Since the RTOS is running on the host, we cannot install interrupt service routines as we normally would in the deployed system. Instead, Seamless provides an HCE callback routine that is called whenever a PCI interrupt occurs. An argument is passed to the callback that indicates the cause of the interrupt. The Interrupt type includes all possible PCI interrupt types as well as an additional type which indicates that the PCI transactor model has been accessed as a target (slave). Some skeleton code for the interrupt callback is shown in Figure 4.
In the example of Figure 4, there are software tasks polling global variables such as isrFlagA and isrFlagB. The tasks periodically sample these global variables and execute appropriate interrupt code if they are set. Alternatively, you can use a mutex to activate the interrupt handler, or code placed here directly, as in the case of INTERRUPT_TARGET.
If the interrupt is of type INTERRUPT_TARGET, this indicates that the PCI transactor is being accessed as a target. In the case of the line card, the datapath hardware would only access the PCI bus to transfer packets of data into or out of memory. First an HCE function is called to determine the type of transaction (read or write), then an additional HCE function is used to receive or send data for the appropriate address.

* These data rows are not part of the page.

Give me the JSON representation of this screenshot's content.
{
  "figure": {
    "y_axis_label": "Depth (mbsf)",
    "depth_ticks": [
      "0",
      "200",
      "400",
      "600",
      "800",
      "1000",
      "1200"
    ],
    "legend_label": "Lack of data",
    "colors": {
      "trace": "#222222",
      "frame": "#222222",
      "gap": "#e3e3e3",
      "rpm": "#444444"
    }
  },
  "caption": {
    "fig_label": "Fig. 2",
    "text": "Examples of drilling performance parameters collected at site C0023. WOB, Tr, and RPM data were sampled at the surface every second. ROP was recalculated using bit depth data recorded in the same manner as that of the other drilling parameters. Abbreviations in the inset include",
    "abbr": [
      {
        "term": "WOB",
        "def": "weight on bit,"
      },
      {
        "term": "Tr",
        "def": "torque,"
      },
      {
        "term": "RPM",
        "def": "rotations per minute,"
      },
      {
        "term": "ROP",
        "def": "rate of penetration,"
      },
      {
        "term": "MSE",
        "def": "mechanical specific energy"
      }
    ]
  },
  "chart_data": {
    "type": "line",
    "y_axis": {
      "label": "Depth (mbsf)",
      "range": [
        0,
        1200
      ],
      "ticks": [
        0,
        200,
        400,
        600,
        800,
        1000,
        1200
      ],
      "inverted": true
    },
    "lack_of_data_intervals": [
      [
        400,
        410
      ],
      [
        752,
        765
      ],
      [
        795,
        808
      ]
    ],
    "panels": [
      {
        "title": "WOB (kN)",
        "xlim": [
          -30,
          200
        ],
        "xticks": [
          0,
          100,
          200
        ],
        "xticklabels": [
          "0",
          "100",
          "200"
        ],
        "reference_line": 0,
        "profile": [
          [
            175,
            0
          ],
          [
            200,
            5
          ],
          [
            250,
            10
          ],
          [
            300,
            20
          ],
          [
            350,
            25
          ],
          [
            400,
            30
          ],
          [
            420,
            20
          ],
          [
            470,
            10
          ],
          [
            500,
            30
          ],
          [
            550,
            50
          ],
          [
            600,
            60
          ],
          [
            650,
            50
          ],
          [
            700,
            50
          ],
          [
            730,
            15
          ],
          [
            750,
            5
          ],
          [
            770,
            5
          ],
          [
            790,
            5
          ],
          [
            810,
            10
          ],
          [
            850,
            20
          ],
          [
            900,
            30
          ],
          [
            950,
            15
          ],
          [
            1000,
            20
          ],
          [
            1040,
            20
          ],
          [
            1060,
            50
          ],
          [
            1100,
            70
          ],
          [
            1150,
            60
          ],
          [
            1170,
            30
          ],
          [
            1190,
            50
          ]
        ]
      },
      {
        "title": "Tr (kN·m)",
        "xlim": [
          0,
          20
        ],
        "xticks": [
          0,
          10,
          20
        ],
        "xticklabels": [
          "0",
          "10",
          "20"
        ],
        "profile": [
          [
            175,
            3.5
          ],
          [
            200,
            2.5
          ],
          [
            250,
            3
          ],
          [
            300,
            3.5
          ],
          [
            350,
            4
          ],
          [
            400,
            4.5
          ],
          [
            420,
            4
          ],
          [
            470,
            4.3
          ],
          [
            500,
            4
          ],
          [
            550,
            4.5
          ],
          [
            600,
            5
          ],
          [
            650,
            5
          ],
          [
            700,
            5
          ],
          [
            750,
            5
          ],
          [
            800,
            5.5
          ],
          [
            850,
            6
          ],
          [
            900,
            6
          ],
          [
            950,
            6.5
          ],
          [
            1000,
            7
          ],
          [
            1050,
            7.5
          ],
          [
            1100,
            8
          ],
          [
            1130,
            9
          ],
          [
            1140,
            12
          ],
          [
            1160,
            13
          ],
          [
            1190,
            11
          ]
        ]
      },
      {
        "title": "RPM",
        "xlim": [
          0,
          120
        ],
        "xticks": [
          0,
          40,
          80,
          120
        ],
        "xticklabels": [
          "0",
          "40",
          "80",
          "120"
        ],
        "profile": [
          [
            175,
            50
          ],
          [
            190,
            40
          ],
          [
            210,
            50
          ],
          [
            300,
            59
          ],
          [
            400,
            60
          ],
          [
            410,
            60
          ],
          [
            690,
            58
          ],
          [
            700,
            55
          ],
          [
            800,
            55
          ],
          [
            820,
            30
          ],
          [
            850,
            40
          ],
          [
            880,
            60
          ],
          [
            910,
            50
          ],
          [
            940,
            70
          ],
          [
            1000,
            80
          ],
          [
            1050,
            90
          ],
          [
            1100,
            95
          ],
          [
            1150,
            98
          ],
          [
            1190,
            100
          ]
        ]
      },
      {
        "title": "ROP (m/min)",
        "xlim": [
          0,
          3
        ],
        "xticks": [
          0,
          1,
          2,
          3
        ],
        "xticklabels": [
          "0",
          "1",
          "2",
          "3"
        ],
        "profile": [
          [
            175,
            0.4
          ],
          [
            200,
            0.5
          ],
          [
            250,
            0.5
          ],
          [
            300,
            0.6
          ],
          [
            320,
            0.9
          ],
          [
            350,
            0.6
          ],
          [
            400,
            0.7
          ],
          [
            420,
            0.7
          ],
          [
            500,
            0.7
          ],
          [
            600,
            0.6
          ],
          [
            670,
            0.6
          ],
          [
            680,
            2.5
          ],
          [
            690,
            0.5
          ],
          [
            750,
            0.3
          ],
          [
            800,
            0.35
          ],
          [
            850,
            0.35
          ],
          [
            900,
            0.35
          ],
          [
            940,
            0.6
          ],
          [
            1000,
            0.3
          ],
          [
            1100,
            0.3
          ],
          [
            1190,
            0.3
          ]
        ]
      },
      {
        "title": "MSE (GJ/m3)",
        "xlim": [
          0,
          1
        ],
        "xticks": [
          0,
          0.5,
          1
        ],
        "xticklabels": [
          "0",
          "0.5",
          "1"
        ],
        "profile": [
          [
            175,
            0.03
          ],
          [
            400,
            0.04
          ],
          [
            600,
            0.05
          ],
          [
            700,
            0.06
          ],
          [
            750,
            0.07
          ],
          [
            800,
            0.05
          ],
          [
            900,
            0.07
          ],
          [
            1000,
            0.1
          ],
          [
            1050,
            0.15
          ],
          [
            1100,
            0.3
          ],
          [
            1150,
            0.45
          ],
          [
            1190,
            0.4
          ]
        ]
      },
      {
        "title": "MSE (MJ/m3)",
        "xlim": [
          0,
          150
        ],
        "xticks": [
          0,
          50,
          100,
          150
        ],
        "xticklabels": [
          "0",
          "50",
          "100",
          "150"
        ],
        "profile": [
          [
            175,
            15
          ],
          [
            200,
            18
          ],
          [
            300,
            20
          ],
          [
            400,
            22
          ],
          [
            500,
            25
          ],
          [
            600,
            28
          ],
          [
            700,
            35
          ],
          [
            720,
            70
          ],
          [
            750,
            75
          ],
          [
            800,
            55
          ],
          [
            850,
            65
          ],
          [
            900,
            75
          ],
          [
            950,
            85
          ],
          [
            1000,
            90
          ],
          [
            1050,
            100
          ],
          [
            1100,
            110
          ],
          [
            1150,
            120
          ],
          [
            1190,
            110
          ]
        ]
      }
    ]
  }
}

In this environment at Hyperchip, the Software Developer initiates the testing by creating software applications within VxSim. Tasks are written to configure hardware registers and then read the status registers to ensure the hardware is in the proper state. Next, the tasks inject data packets into the driver. The Software Developer can then analyze the Modelsim waveforms to find out if the packet is really injected into the hardware-simulation environment. After this task, the Hardware engineer can trace the packets through the datapath hardware. If everything runs correctly, and the packet did loop back and did go into software via PCI, the software Developer will make sure the return packet data is correct.
During the loop-back test, many bugs were easily caught because of the visualization of the software algorithm and the hardware implementation. Breakpoints where used on both sides to stop the simulation in order to analyze the state of the system.
Several hardware-design issues where revealed during co-verification. Since the hardware was at an RTL level, changes were easy to make. It would not have been possible to execute such a large amount of software in a typical hardware-simulation environment. Seamless allowed the software to run on the host workstation, and to periodically synchronize with the hardware simulator. For the loop-back test, the execution time of the Seamless simulation was essentially the same as the time needed for the packets to traverse through the datapath in the hardware simulator. Throughout the entire process, it was possible to control and observe results in both the hardware and software environments. This capability provided insight into line-card operation that is not possible with other tools.